You’re welcome, Tina. We’ve edited the article—hopefully, this will make the potential of these older kitties more clear to readers! To be clear, the author—Dr. Joanna Woodnutt—is an experienced veterinarian, writer, and the owner of a veterinary writing agency. She’s well-researched, thoughtful, and someone I very much respect. After I brought this concern to her, she explained that this statement is based on the scientific consensus regarding the development of the kitten’s brain. While it is absolutely possible, as you’ve observed, to help a cat adapt to contact with humans at any stage of life, it is not technically possible to “socialize” that cat the same way that a very young kitten can be socialized. However, Dr. Woodnutt agreed that the presentation was misleading and didn’t want anyone to get the wrong impression, so we’ve worked together to edit it.
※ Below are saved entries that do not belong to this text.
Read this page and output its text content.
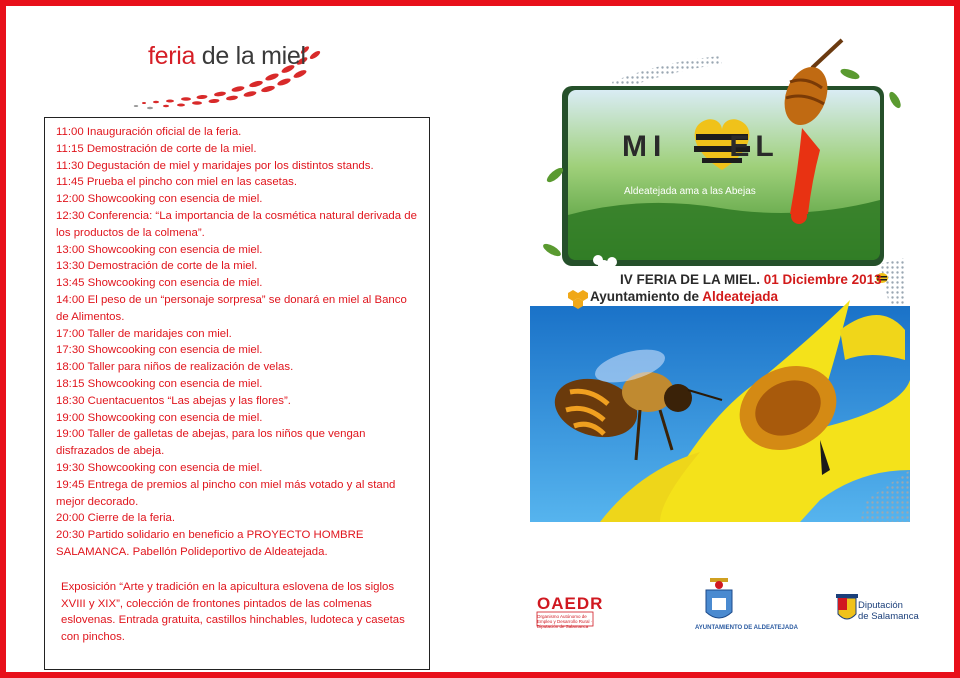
feria de la miel
11:00 Inauguración oficial de la feria.
11:15 Demostración de corte de la miel.
11:30 Degustación de miel y maridajes por los distintos stands.
11:45 Prueba el pincho con miel en las casetas.
12:00 Showcooking con esencia de miel.
12:30 Conferencia: “La importancia de la cosmética natural derivada de los productos de la colmena”.
13:00 Showcooking con esencia de miel.
13:30 Demostración de corte de la miel.
13:45 Showcooking con esencia de miel.
14:00 El peso de un “personaje sorpresa” se donará en miel al Banco de Alimentos.
17:00 Taller de maridajes con miel.
17:30 Showcooking con esencia de miel.
18:00 Taller para niños de realización de velas.
18:15 Showcooking con esencia de miel.
18:30 Cuentacuentos “Las abejas y las flores”.
19:00 Showcooking con esencia de miel.
19:00 Taller de galletas de abejas, para los niños que vengan disfrazados de abeja.
19:30 Showcooking con esencia de miel.
19:45 Entrega de premios al pincho con miel más votado y al stand mejor decorado.
20:00 Cierre de la feria.
20:30 Partido solidario en beneficio a PROYECTO HOMBRE SALAMANCA. Pabellón Polideportivo de Aldeatejada.
Exposición “Arte y tradición en la apicultura eslovena de los siglos XVIII y XIX”, colección de frontones pintados de las colmenas eslovenas. Entrada gratuita, castillos hinchables, ludoteca y casetas con pinchos.
MI EL
Aldeatejada ama a las Abejas
IV FERIA DE LA MIEL. 01 Diciembre 2013
Ayuntamiento de Aldeatejada
OAEDR
Organismo Autónomo de Empleo y Desarrollo Rural · Diputación de Salamanca	AYUNTAMIENTO DE ALDEATEJADA
Diputación
de Salamanca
Thanks again for the help!
Thank you for this helpful article. My kitten is almost 7 months old. Her litter of four was trapped and placed in a loving foster care home with other animals. Two of the litter were not social. Ziggy was super friendly and Muffin was shy but approachable. I chose Muffin because I wanted a female and we are a quiet retired couple. Low stress for her, with lots of love, play and kindlness. She is bonding with me, as I spend all day with her. This is after less than two weeks. She will cuddle with me on the couch if I don’t pick her up and play fishing pole with feather games. I want to clicker train. She come running when I shake the treat tin!